Strangers in the Night

While walking down the street late one December evening, I crossed paths with yet another New York City cad. I was carrying three bags of groceries. Comfortably encased from my calves to my cheeks in a long winter coat, I felt like an anonymous winter warrior.

Two bags were slung over my right shoulder; one over my left; I was tilted to one side like a granny and could have been anywhere from 19 years old to 92. But I was 29 and almost home when a van drove slowly past me. The driver’s window was rolled down like it was July and his left arm filled the space where the glass should have been.

“Hola, sweetie,” he shouted. I looked around and I was alone. He was talking to me. He was assaulting me in two languages, just to make sure I understood his prurience.

I kept walking. He had slowed to a stop just two cars back from the traffic light on the corner. I was still within his sights. I crossed the street and walked past my apartment building so he wouldn’t see where I lived.

When the light changed, he drove straight away, down the block, maybe turning right or left, I couldn’t be certain, and my thoughts drifted back to dinner plans: mashed potatoes, a small steak, some onions, something simple because money is tight.

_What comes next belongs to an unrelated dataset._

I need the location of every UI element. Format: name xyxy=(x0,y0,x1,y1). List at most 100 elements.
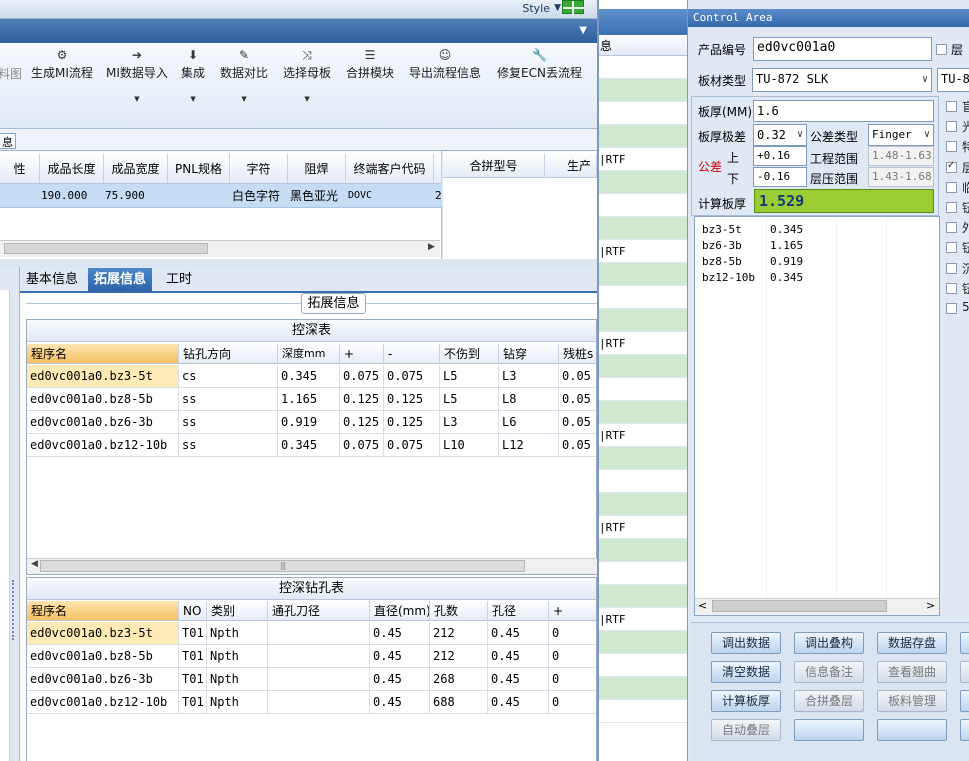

He didn’t come to mind again until yesterday afternoon, when in broad daylight I crossed the same street headed home. The sun was high, it was almost one o’clock. I’d just had coffee with my best friend; also 29. We talked about men, one-night stands and varicose veins. We poured honey in our cups, getting sticky, both avoiding sugar for different reasons. I’d had a fine time, chatting as women do about nothing and everything all at once. I was feeling about as content as any woman could in a cold January.

And then I remembered van man. I remembered how men who holler from vans can always tell that you are a woman even though your only visible body part is your forehead. I remembered how I was neither bothered nor terribly upset after van man shouted at me. I remembered how what he had said had seemed stranger than the fact that he had said anything at all. Hootin’ and hollerin’ is normal; men can be a lascivious lot.

When I was in my early twenties I used to smile when I received ‘compliments’. I even referred to comments from men I’d never met as ‘compliments.’ I suppose I was encouraging them without realizing it.

When I was 25 or so, I tended to yell back. Once, a pack of teenage boys were shooting insults at my best friend and me from behind us. So first we walked to the other side of the street, not far enough away in hindsight, then we started flinging insults back. Almost ten years older than they, we females were outnumbered and therefore in danger. Or that’s what the boys wanted us to believe. One encouraged me to suck his dick. I said, I would if he had one. We’d never met before that side street and yet so much hate was tossed around that we might have seemed to yet another stranger to be bitter ex-lovers reunited by fate or hard luck.

But van man and I had a mutual understanding. Once van man’s stare returned to his dashboard, his grubby steering wheel, the turn signal, we both moved on. Though I’ve turned his words into dialogue, I know for certain he will never read them, and even if he does he will almost positively never hear my voice. He never saw me, actually. Not my love of Nerds and recycling; not the two or three gray hairs that have started to grow from the center of my forehead.

He saw woman. He saw weak.

Nor did I see him. His love of –, his addiction to –; all assumptions. Nor did I weigh the possibility that he genuinely felt some love for me in that moment. Perhaps that was his good deed for the day. Perhaps he normally throws in some profanity. Perhaps he was being nice.

We looked beyond each other, through each other, seeing others like statues or place markers of individuality.

His ears do not register “woman” and I sing too sweetly for the dogs.